Economic Espionage Prevention Act
Economic Espionage Prevention Act
Plain Language Summary
# Economic Espionage Prevention Act (HR 1486) Summary **What It Does:** This bill would give the President power to impose sanctions—including visa bans and property freezes—against foreign individuals and companies caught stealing U.S. trade secrets, providing support to hostile countries' military or intelligence agencies, or violating U.S. export controls. The bill specifically identifies China, Russia, Iran, North Korea, Cuba, and Venezuela's Maduro government as potential targets. It also narrows certain exemptions in existing presidential emergency powers, making it easier for the President to enforce economic restrictions during national emergencies. **Who It Affects:** The bill primarily targets foreign entities engaged in espionage or illegal trade activities, but it could indirectly affect U.S.
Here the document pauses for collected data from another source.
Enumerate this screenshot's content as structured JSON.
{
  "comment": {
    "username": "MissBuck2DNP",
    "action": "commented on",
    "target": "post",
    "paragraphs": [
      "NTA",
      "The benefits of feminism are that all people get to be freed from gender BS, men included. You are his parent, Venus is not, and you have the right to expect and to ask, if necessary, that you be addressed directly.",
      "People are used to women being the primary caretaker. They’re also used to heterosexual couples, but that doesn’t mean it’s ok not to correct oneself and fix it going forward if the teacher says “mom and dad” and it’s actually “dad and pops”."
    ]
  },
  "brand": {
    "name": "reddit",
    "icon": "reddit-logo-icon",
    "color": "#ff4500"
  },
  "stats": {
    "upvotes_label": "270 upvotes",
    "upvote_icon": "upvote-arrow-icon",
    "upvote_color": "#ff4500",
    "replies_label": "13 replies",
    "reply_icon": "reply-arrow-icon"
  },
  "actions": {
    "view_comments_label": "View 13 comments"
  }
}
companies doing business with sanctioned foreign entities. American intellectual property owners (businesses, inventors, and researchers) would potentially benefit from stronger legal tools against theft of their secrets. The bill also expands presidential authority, giving the executive branch more tools to respond to economic and security threats without congressional approval in emergency situations. **Current Status:** The bill has passed the House of Representatives. It would need Senate approval and presidential signature to become law.
CRS Official Summary
Economic Espionage Prevention ActThis bill authorizes the President to impose visa- and property-blocking sanctions on foreign adversary entities that knowingly engage in (1) economic and industrial espionage with respect to trade secrets and proprietary information owned by U.S. persons, (2) the provision of material support or services to a foreign adversaries' national security entities, or (3) the violation of U.S. export control laws. The bill cites regulations that define China, Russia, Iran, North Korea, Cuba, and the Maduro regime of Venezuela as foreign adversaries. The bill also limits certain exemptions from the President's authority under the International Emergency Economic Powers Act (IEEPA). IEEPA provides the President broad authority to regulate a variety of economic transactions following a declaration of national emergency, but exempts from this authority activities such as (1) the import or export of information or informational materials; (2) transactions ordinarily incident to international travel, such as the importation of personal baggage; and (3) personal communications, such as postal or telephonic communications, that do not transfer anything of value. Under the bill, the first two of these exemptions are not applicable if the President determines such imports and exports would seriously impair the ability to deal with a declared national emergency. Additionally, the bill specifies that the first and third exemptions listed above do not apply to bulk sensitive personal data or source code used in a connected software application.
Latest Action
Received in the Senate and Read twice and referred to the Committee on Foreign Relations.